Fanatismo: il falso volto dell’Islam (5)

Fanatismo: il falso volto dell’Islam (5)
Amici come vi abbiamo raccontato la scorsa settimana, secondo la dottrina di Ibne Wahhab, il fondatore della falsa setta del Wahabismo, chi rifiutava il suo culto inventato e non gli giurava lealtà veniva condannato all’eresia e considerato Kafir (miscredente) e nemico di Dio e quindi doveva essere ucciso.

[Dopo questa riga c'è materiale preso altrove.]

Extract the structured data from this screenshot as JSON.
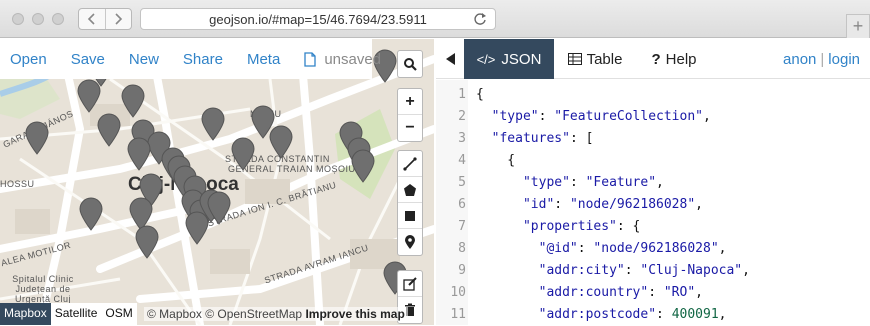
{
  "browser": {
    "url": "geojson.io/#map=15/46.7694/23.5911"
  },
  "map_toolbar": {
    "open": "Open",
    "save": "Save",
    "new": "New",
    "share": "Share",
    "meta": "Meta",
    "file_status": "unsaved"
  },
  "map": {
    "city_label": "Cluj-Napoca",
    "street_labels": [
      "GARANY JÁNOS",
      "STRADA CONSTANTIN",
      "GENERAL TRAIAN MOȘOIU",
      "STRADA ION I. C. BRĂTIANU",
      "STRADA AVRAM IANCU",
      "ALEA MOTILOR",
      "HOSSU",
      "Spitalul Clinic Județean de Urgență Cluj",
      "MANIU"
    ],
    "layers": [
      "Mapbox",
      "Satellite",
      "OSM"
    ],
    "active_layer": "Mapbox",
    "attribution": "© Mapbox © OpenStreetMap",
    "attribution_link": "Improve this map",
    "zoom_in": "+",
    "zoom_out": "−",
    "pin_color": "#6f6f6f"
  },
  "panel": {
    "tabs": [
      {
        "label": "JSON",
        "icon": "code-icon",
        "active": true
      },
      {
        "label": "Table",
        "icon": "table-icon",
        "active": false
      },
      {
        "label": "Help",
        "icon": "question-icon",
        "active": false
      }
    ],
    "user": "anon",
    "login": "login",
    "accent_color": "#34495e",
    "link_color": "#3183c8"
  },
  "editor": {
    "lines": [
      {
        "n": "1",
        "text": "{"
      },
      {
        "n": "2",
        "text": "  \"type\": \"FeatureCollection\","
      },
      {
        "n": "3",
        "text": "  \"features\": ["
      },
      {
        "n": "4",
        "text": "    {"
      },
      {
        "n": "5",
        "text": "      \"type\": \"Feature\","
      },
      {
        "n": "6",
        "text": "      \"id\": \"node/962186028\","
      },
      {
        "n": "7",
        "text": "      \"properties\": {"
      },
      {
        "n": "8",
        "text": "        \"@id\": \"node/962186028\","
      },
      {
        "n": "9",
        "text": "        \"addr:city\": \"Cluj-Napoca\","
      },
      {
        "n": "10",
        "text": "        \"addr:country\": \"RO\","
      },
      {
        "n": "11",
        "text": "        \"addr:postcode\": 400091,"
      }
    ]
  }
}
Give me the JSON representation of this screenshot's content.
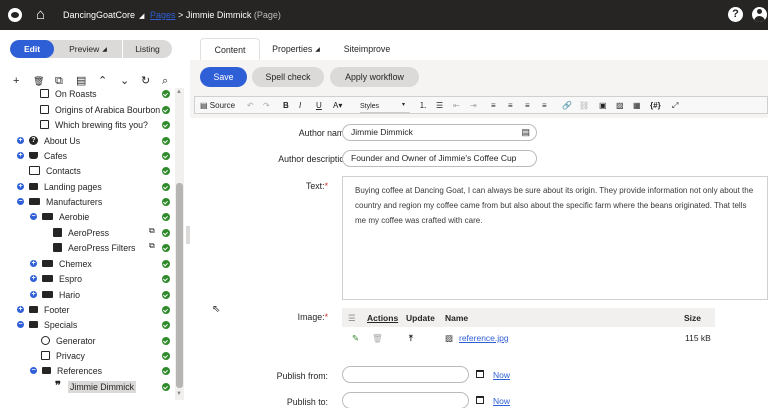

Con tali accuse infondate e approffittando del sostegno militare di Muhammad ibne Saud, emiro della città di Diriyah nella provincia del Najd, Ibne Wahab ed i suoi seguaci attaccarono tribù e villaggi vicini e massacrarono numersi musulmani innocenti e sacheggiarono i loro beni e le loro terre. Il culto radicale di Ibne Wahab non risparmiava nemmeno gli ulema e i leader religiosi sunniti. Lui per sempio riteneva Ahmad ibne Hanbal, teologo arabo, che fondò una delle quattro grandi scuole giuridiche sunnite, un kafir, solo perchè Ibne Hanbal aveva dedicato una parte del suo libro ai rituali che andavano rispettati prima della visita al mausoleo dell’Imam Hussain(as), terzo imam sciita e nipote del Profeta Muhammad(as) a Karbala. Per ibne Wahab la visita ai santuari dei pii e del Profeta era una innovazione impura e idolatria e quelli che lo facevano dovevano essere uccisi come kafir. Così la dottrina fondata da Ibne Wahab si diffuso versando il sangue di numerosi musulmani innocenti uccisi solo per aver rifiutato di praticare il culto inventato di Ibne Wahab. Gli ulema e studiosi musulmani si opposero immediatamente alle sue idee deviate. Sayyid Ahmad Zayni Dahlan, uno degli ulema dell’epoca nel suo libro “Khulasat-ul-Kalam” scrisse:” quando Ibn Wahab viveva ancora a Najd, una delagazione degli ulema wahabiti si recarono alla Mecca per tenere delle discussioni sulle loro credenze religiose con i leader religiosi di questa città. L’emergere del wahabismo non fu accolto con entusiasmo dagli studiosi islamici. Gli Ulema della Mecca, avendo sentito i concetti base del culto inventato da Ibne Wahab, li trovarono del tutto inventati e infondati ed in netto contrasto con gli insegnamenti del Corano e del Profeta Muhammad(as). Il giudice della Mecca, per le loro idee deviate ordinò di metterli in prigione. Alcuni dei wahabiti riuscirono a scappare, gli altri però furono imprigionati”.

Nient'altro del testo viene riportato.